Spesso sentiamo il bisogno di aggiungere un surplus culturale a quel che di selvaggio è in noi. Cerchiamo libri di viaggio, fotografie, trattati filosofici, storie di uomini e di motociclette come direbbe un mio caro amico, cinema, design di ricerca, moda e stile al fine di consolidare i pilastri culturali di un pezzo della nostra vita che altrimenti risulterebbe selvaggio, basico, elementare, a rischio di perdere per strada istinto, naturalezza, una sporcizia sana e non artefatta come i jeans customizzati manco fossero una café racer.
Così, invitato al Santarcangelo Festival, che in direzione ostinata e contraria si è fatto (tra tutte le arti il teatro ha più necessità di contatto fisico e rapporto ravvicinato tra le persone), ci sono andato per almeno quattro motivi: adoro Rimini, la Romagna e la sua gente; possibilità di un weekend lungo in moto; direzione artistica affidata ai Motus, ovvero Daniela Nicolò ed Enrico Casagrande, che conosco e seguo da anni; la performance-esibizione Anubi III di Zapruder. Non ne sapevo molto, se non che questa divinità nell’antico Egitto veniva rappresentata come un uomo dalla testa di sciacallo, un dio dei morti che proteggeva il rito dell’imbalsamazione. Però poi ho letto “concerto per rombo di motori in equilibrio tra il minimo e il massimo dei giri”. Il teatro di ricerca e di avanguardia sarà anche difficile, non di rado velleitario quasi come il tentativo di cui ho parlato all’inizio, però sulla carta questo è davvero il mio spettacolo.
E allora prenoto. L’organizzazione mi spiega che Anubi III si terrà in un grande piazzale polveroso sabato alle 23 e che ci si potrà entrare solo in auto o in moto mezz’ora prima, nessuno a piedi. I mezzi sono disposti a schiera come in un drive-in che mi fa venire in mente lo scenario di Christine. La macchina infernale di John Carpenter e i deliranti romanzi di Joe Lansdale. Eccolo, ancora una volta, il vizio dell’intellettuale con il suo bagaglio di citazioni, non se ne può fare a meno. Una decina di motociclette da cross e regolarità, i cui motori sono stati microfoni e amplificati come per tenere una conferenza rumorosa o un DJ set, cominciano a girare in tondo, girano per circa 40 minuti, accelerano, frenano, saltano sulla pedana, si schierano compatte e si dividono rincorrendosi. Non è una gara, forse uno spettacolo di danza contemporanea, una performance artistica, ma considerando che è sempre il contesto ad attribuire il giusto significato all’oggetto, e trovandoci noi in un festival di teatro, allora Anubi III è teatro.

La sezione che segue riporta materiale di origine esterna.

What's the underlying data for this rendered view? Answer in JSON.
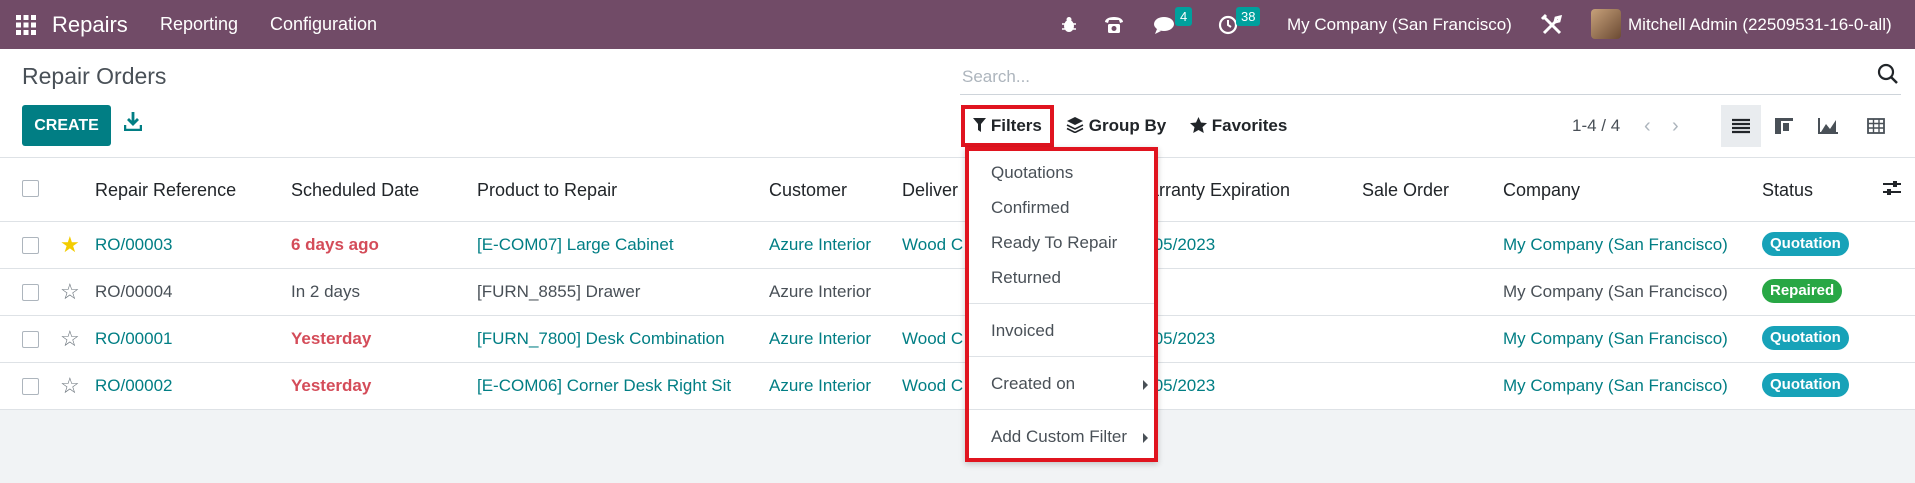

Non c’è particolare scrittura drammaturgica, un inizio, un centro, una fine, ci si aspetta che qualcosa accada e invece non accade nulla. Secondo Zapruder è la messa in scena, in uno spazio molto ampio per via delle restrizioni e del distanziamento, di un’eterna partenza che non avviene mai. I piloti sono tutti ragazzi (anche una donna) reclutati nella zona, dunque non sono attori e non interpretano nulla.
Anche questa volta il mio bisogno di considerarmi un motociclista intelligente è soddisfatto e ora posso concentrarmi sul cambio della guarnizione del serbatoio che deve essersi crepata e infatti fuoriesce della benzina quando faccio il pieno.